Baca Juga: Begini Dampak Penurunan Tiket Pesawat terhadap Penumpang Jelang Nataru 2025 “Kontribusi avtur pada biaya operasional maskapai mencapai 40%. Diskon 5% hanya menurunkan biaya sekitar 2%, sedangkan pendapatan maskapai turun hingga 8%. Jadi, maskapai tetap mengalami kerugian sekitar 6%,” ungkapnya. Ia juga menyoroti bahwa kebijakan ini tidak akan signifikan mendorong peningkatan jumlah penumpang. "Kenaikan penumpang pada periode Nataru lebih karena siklus tahunan, bukan karena harga tiket turun. Penumpang biasanya sudah merencanakan perjalanan jauh hari sebelumnya, termasuk anggaran. Penurunan harga tiket tidak serta-merta membuat orang mendadak bepergian,”jelas Alvin. Selain itu, ia mengkritik pemerintah yang tidak memperhatikan komponen lain dari biaya perjalanan. "Biaya hotel, sewa mobil, dan akomodasi lain menjelang Natal dan Tahun Baru justru naik signifikan, tetapi tidak diintervensi pemerintah. Jadi, harga tiket pesawat hanya sebagian kecil dari total biaya perjalanan,”tambahnya. Alvin juga memperingatkan potensi dampak negatif kebijakan ini terhadap keberlanjutan maskapai dan keselamatan penerbangan. “Maskapai membutuhkan pendapatan lebih di musim sibuk untuk menutupi beban operasional tambahan, seperti tenaga kerja lembur dan rute kosong. Dengan kebijakan ini, pendapatan mereka justru dipangkas. Jika terus berlanjut, kesehatan finansial maskapai bisa terganggu, yang pada akhirnya berdampak pada aspek keselamatan,” ujarnya. Ia juga mencontohkan bahwa selama 16 hari penerapan kebijakan ini, Garuda Indonesia diperkirakan kehilangan pendapatan hingga USD 3 juta. Alvin berharap pemerintah berhenti melakukan kebijakan yang bersifat populis tanpa mempertimbangkan dampak jangka panjang.

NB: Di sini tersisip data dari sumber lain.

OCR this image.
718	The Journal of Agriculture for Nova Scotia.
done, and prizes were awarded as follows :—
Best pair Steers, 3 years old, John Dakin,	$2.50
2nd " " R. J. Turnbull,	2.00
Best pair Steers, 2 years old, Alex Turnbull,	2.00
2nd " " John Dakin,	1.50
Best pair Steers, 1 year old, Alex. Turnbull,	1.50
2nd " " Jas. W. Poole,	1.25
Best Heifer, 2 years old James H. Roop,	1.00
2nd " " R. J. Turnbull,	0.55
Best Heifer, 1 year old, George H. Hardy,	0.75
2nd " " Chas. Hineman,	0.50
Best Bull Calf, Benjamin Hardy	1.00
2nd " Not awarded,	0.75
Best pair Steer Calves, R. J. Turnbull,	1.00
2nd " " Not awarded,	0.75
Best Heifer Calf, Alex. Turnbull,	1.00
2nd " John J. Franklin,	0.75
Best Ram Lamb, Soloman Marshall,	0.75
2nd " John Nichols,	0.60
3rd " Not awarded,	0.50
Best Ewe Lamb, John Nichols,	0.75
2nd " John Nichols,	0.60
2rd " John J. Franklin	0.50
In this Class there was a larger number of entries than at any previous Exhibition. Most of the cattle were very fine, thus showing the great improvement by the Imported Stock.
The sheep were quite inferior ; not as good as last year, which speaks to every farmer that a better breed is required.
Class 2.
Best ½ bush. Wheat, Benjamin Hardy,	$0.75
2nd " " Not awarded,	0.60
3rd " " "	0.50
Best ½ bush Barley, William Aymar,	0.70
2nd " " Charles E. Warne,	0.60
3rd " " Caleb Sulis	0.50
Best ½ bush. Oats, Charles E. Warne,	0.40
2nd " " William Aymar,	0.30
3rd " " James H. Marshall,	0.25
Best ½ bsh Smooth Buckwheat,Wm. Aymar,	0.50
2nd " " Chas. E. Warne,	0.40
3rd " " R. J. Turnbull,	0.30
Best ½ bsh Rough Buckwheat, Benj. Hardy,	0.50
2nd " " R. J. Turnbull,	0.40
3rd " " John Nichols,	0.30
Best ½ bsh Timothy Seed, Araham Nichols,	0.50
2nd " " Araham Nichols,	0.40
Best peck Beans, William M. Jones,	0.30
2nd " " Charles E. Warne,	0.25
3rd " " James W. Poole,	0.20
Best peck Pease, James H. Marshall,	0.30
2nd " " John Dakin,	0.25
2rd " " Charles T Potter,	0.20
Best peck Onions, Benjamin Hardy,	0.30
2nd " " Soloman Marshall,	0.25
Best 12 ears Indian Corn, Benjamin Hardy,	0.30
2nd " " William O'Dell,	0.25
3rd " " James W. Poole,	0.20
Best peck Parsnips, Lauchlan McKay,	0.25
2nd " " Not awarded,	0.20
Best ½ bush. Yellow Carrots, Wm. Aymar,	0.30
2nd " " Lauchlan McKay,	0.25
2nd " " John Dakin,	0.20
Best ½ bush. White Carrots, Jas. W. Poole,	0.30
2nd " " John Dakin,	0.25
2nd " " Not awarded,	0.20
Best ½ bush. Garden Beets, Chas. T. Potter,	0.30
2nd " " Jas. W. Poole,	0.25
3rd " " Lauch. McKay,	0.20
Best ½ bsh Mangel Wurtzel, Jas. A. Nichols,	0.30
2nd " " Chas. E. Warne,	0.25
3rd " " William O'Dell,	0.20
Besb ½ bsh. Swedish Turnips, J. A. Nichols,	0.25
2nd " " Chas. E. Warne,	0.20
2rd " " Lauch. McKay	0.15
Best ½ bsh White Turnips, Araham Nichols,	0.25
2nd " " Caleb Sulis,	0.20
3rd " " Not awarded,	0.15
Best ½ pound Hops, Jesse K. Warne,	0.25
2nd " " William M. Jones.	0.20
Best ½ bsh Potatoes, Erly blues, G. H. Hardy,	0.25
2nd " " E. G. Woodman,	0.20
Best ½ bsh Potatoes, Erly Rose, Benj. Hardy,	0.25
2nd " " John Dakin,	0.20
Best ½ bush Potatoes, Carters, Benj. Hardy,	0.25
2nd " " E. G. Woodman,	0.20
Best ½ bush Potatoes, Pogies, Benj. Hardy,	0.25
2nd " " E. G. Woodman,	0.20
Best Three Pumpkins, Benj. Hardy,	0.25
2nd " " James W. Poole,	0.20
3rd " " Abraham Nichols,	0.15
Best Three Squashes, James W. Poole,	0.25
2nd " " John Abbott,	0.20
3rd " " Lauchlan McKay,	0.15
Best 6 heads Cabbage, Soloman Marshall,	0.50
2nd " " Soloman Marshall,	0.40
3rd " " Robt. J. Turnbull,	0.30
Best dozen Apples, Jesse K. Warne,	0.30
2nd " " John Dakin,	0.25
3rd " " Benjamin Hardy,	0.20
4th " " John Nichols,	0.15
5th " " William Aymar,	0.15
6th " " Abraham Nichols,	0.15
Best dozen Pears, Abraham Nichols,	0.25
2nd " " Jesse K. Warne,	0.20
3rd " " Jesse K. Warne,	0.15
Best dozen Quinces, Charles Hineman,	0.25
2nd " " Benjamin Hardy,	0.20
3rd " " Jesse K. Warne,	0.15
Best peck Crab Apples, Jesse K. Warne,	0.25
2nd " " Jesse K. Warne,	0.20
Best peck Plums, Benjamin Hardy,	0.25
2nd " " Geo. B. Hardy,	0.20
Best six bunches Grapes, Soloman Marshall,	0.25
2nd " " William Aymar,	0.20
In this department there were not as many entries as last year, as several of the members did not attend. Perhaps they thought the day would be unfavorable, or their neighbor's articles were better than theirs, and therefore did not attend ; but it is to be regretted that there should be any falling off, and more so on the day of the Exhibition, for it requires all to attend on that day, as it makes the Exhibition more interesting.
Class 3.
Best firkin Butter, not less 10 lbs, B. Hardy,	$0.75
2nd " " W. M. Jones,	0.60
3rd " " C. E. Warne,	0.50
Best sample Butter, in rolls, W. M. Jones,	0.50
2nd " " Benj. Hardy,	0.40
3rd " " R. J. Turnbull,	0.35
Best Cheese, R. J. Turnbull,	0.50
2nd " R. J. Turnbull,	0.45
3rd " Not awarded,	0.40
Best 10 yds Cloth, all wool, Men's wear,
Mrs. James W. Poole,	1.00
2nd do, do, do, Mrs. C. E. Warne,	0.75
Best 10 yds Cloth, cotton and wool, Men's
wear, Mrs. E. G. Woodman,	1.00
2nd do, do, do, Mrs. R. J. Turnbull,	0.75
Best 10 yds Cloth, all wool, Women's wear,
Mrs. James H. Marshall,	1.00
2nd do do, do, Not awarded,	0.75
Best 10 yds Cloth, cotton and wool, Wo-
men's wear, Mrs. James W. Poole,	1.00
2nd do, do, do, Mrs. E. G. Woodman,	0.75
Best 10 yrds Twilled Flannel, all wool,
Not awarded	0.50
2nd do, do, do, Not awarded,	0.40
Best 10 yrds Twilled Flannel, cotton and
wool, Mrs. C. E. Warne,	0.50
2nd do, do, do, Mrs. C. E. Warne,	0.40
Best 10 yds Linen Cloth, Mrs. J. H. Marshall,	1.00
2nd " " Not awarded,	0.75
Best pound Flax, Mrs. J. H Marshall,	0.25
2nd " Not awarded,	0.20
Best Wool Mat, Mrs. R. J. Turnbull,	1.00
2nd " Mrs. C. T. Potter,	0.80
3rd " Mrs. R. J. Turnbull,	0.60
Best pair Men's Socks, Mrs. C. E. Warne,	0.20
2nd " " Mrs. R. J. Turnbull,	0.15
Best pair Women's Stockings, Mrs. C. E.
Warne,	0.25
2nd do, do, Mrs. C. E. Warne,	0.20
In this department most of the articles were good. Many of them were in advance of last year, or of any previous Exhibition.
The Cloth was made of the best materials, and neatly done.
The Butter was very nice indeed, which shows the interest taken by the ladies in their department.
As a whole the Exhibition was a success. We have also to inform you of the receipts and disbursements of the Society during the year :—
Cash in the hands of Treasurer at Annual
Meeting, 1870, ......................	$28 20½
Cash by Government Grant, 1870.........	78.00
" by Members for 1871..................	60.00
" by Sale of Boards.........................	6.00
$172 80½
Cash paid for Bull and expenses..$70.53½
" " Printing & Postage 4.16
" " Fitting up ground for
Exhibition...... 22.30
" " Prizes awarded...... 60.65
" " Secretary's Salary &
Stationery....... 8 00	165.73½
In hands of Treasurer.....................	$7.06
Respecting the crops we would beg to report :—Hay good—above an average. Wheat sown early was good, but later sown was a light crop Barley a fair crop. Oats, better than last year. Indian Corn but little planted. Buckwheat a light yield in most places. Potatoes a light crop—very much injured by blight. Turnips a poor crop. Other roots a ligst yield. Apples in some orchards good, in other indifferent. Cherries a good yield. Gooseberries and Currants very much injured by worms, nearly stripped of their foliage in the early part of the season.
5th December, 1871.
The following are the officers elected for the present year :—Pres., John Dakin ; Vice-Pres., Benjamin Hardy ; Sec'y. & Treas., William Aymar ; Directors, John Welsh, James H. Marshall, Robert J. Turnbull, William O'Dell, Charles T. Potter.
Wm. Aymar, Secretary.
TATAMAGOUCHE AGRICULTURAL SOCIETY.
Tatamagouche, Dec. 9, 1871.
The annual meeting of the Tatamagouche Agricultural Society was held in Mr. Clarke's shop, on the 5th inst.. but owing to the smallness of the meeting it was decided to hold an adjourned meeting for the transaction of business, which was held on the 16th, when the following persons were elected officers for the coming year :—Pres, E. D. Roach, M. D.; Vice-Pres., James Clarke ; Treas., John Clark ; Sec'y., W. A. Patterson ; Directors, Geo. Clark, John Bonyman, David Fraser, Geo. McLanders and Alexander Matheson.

“Di mana pun di dunia, harga tiket pesawat pada musim sibuk selalu naik karena permintaan tinggi. Intervensi ini bertentangan dengan mekanisme pasar dan justru merugikan semua pihak. Saya berharap pemerintah stop berhenti main-main pencitraan dengan harga tiket pesawat," pungkasnya.
Cek Berita dan Artikel yang lain di
Google News Editor: Handoyo .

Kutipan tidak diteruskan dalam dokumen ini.